Paşam, ülkemizin sınırlarını korumak ABD ye ve NATO’ya havale edilmiş, bela paratönerleri ve patriot bataryaları daha bilmem neler, bize dayatılıyor. Öyle bir dayatma ki, yetkililerimizin bile sonradan haberleri oluyor. Meclis’e bile haber vermeye gerek görmeksizin bu tesislerde çalışacak diye yabancı askeri güçler ülkemize yığılıyor.
Paşam “stratejik ortaklığımızı model ortaklığa” çıkardığımız dostumuz ABD’nin İsrail’e desteği ile kardeşlerimiz toptan şehit edilirken, ortağımıza bir şey diyemediğimizden, ilgili bakanlarımız ancak ağlamakla yetinmek zorunda kalıyorlar. Ağladıkça katliamın boyutları büyüyor.
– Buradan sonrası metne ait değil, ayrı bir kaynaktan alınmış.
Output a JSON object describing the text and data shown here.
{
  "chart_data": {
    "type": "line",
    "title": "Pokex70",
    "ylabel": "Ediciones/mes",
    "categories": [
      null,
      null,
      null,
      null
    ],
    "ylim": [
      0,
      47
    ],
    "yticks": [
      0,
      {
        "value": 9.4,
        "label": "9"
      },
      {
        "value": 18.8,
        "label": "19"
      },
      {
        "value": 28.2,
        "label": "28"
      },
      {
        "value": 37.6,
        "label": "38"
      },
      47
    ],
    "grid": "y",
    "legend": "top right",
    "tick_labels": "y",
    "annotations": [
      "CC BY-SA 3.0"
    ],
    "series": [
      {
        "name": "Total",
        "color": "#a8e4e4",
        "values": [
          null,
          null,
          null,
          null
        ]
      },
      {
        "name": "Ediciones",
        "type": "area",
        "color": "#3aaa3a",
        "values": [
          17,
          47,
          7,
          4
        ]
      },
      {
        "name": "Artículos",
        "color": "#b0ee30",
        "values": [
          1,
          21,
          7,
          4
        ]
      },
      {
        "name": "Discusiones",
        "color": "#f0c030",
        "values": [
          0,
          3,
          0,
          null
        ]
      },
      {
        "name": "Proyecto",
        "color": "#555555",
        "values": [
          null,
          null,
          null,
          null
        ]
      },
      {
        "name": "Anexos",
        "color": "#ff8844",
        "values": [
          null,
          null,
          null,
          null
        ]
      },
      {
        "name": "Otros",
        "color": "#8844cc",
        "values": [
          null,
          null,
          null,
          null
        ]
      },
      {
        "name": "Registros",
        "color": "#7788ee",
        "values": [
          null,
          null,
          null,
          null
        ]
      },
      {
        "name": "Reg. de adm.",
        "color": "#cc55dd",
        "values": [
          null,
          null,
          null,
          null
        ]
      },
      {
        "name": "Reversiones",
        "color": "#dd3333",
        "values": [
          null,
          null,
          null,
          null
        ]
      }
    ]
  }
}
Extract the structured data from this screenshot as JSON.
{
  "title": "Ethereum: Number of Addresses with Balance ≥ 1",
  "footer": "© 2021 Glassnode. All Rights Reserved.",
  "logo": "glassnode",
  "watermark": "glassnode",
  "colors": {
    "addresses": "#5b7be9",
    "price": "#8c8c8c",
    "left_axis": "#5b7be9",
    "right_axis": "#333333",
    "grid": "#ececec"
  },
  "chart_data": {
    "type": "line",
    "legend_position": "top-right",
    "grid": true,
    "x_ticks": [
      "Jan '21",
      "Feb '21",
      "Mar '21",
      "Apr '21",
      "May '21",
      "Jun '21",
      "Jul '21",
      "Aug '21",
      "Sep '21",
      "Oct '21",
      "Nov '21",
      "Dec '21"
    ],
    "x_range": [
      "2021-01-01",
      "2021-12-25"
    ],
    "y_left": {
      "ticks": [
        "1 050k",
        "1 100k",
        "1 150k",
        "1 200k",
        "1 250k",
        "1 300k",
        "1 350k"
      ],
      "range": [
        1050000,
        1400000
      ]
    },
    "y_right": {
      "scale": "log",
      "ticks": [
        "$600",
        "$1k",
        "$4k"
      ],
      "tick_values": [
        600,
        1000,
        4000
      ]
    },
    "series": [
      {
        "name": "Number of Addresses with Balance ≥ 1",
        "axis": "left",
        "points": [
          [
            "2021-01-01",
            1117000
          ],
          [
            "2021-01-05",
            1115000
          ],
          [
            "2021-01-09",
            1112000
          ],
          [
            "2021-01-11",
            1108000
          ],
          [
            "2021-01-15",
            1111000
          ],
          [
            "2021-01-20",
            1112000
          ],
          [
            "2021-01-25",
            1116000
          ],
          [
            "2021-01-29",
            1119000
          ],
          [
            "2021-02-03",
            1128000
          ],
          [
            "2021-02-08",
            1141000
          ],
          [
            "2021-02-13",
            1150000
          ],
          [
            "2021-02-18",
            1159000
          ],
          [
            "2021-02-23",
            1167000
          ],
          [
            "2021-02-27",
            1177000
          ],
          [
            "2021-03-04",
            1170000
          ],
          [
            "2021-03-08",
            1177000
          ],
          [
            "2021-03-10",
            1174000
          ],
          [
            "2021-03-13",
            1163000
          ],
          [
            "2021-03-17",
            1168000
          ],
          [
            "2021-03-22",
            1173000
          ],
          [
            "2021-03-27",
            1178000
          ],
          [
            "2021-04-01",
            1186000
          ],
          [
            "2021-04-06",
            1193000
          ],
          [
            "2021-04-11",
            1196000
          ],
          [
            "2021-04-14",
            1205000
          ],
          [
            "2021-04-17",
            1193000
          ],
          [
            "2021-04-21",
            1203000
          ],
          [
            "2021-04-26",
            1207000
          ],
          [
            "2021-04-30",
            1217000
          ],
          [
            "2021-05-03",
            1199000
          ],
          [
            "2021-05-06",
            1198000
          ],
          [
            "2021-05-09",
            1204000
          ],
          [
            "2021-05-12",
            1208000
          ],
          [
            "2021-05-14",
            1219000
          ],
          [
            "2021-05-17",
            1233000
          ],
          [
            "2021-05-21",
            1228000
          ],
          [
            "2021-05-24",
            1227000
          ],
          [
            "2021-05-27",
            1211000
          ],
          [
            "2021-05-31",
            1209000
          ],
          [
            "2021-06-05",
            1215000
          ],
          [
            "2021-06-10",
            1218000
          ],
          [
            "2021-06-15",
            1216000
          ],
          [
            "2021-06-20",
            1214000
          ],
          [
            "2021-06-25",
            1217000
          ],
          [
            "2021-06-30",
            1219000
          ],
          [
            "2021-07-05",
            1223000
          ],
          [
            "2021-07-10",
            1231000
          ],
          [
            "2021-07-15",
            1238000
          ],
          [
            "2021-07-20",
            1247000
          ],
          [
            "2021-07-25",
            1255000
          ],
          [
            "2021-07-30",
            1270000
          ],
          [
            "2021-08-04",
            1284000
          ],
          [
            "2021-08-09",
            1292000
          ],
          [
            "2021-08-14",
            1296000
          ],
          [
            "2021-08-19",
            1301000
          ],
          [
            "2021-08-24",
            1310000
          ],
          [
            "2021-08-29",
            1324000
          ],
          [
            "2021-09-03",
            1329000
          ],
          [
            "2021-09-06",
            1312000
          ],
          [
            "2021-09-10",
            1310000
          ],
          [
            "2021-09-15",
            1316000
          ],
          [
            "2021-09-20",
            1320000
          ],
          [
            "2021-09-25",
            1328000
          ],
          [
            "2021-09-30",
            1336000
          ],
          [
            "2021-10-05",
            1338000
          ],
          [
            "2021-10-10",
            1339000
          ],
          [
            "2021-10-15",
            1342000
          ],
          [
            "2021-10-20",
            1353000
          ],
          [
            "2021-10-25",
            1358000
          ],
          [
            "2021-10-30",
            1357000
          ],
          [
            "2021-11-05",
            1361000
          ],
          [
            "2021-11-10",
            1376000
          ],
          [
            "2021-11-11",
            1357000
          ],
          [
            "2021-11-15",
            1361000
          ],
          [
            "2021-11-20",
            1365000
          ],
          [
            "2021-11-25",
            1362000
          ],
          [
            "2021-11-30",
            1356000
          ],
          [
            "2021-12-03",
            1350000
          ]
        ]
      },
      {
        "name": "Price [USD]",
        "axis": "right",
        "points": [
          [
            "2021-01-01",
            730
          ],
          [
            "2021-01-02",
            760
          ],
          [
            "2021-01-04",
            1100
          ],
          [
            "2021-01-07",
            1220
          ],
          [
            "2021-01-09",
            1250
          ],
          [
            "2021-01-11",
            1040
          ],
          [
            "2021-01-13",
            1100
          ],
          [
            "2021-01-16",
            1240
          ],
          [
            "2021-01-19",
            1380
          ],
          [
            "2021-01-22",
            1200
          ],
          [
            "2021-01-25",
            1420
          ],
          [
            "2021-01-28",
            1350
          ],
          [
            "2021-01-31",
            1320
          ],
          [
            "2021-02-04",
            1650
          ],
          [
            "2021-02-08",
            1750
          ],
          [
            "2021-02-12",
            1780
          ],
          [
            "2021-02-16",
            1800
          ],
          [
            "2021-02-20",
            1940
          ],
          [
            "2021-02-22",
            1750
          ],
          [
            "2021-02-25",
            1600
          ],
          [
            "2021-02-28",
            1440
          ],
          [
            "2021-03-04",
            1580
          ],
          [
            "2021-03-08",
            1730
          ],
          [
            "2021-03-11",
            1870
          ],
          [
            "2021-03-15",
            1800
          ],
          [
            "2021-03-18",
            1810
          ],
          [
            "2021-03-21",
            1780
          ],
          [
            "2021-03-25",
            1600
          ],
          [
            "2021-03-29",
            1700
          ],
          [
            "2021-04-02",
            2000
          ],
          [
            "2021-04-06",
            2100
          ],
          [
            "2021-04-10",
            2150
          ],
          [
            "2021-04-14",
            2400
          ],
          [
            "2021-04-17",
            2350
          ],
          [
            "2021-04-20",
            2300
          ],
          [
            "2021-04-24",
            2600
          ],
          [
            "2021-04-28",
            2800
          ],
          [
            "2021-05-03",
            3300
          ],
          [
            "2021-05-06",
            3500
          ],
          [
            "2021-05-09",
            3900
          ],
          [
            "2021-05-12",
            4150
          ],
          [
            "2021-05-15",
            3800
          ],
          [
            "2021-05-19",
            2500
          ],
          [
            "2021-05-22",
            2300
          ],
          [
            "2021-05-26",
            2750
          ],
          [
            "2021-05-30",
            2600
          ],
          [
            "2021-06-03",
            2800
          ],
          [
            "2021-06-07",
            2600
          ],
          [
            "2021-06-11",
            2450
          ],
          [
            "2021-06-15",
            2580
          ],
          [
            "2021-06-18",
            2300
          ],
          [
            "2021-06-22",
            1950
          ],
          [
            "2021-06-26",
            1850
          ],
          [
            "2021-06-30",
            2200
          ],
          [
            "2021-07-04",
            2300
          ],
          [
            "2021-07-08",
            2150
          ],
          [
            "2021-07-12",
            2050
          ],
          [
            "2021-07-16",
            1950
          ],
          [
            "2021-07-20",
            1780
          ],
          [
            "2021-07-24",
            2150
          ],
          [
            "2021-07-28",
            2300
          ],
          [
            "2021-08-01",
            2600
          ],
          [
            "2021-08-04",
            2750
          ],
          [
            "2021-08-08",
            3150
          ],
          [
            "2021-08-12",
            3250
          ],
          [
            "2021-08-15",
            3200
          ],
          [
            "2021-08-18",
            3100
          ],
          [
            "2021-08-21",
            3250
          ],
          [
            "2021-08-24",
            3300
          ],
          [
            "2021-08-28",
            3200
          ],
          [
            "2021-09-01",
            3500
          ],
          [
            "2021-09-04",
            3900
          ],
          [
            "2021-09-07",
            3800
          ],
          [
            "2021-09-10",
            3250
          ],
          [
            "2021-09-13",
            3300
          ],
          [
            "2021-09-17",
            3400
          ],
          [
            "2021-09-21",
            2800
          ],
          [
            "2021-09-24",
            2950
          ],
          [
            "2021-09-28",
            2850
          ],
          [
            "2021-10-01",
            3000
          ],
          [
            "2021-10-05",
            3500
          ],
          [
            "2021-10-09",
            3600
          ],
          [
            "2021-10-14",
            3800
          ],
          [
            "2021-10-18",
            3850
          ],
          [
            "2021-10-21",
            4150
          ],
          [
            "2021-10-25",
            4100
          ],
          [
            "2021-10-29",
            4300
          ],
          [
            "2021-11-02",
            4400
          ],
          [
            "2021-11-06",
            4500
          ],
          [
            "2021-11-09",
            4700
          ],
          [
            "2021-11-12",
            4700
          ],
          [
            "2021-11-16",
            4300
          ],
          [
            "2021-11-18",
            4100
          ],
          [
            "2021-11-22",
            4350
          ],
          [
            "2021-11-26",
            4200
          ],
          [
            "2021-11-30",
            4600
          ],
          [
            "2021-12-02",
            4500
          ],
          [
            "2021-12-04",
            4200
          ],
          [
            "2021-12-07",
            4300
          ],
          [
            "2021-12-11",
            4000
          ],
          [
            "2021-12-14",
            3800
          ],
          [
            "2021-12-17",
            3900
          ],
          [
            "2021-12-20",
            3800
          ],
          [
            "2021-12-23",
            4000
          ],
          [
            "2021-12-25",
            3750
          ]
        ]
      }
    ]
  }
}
Paşam, savunma sanayiimizi emanet ettiğimiz yetkililerimiz, yeni borçlar alıp onların faizlerini ödeyebilmek için varımızı yoğumuzu masaya sürmekle meşguller. Üstelik de milleti, borcumuz olmadığı gibi 5 buçuk milyar IMF ye borç veriyoruz diye oyalayarak. Dağlar gibi borcumuz olduğunu gizleyerek.
Paşam, yetkililerimize “Kamu Tek Hesabı”nı bile 11 yıldır hayata geçirttirmiyorlar. Sömürecekleri faiz miktarı düşmesin diye.
Paşam, Merhum Erbakan Hocamızın başlattığı sanayi hamlesini, yerli ve yabancı sömürgeciler hesabına engellediler, üretime geçmiş olanları peşkeş çektiler ve umutlarımızı kuruttular.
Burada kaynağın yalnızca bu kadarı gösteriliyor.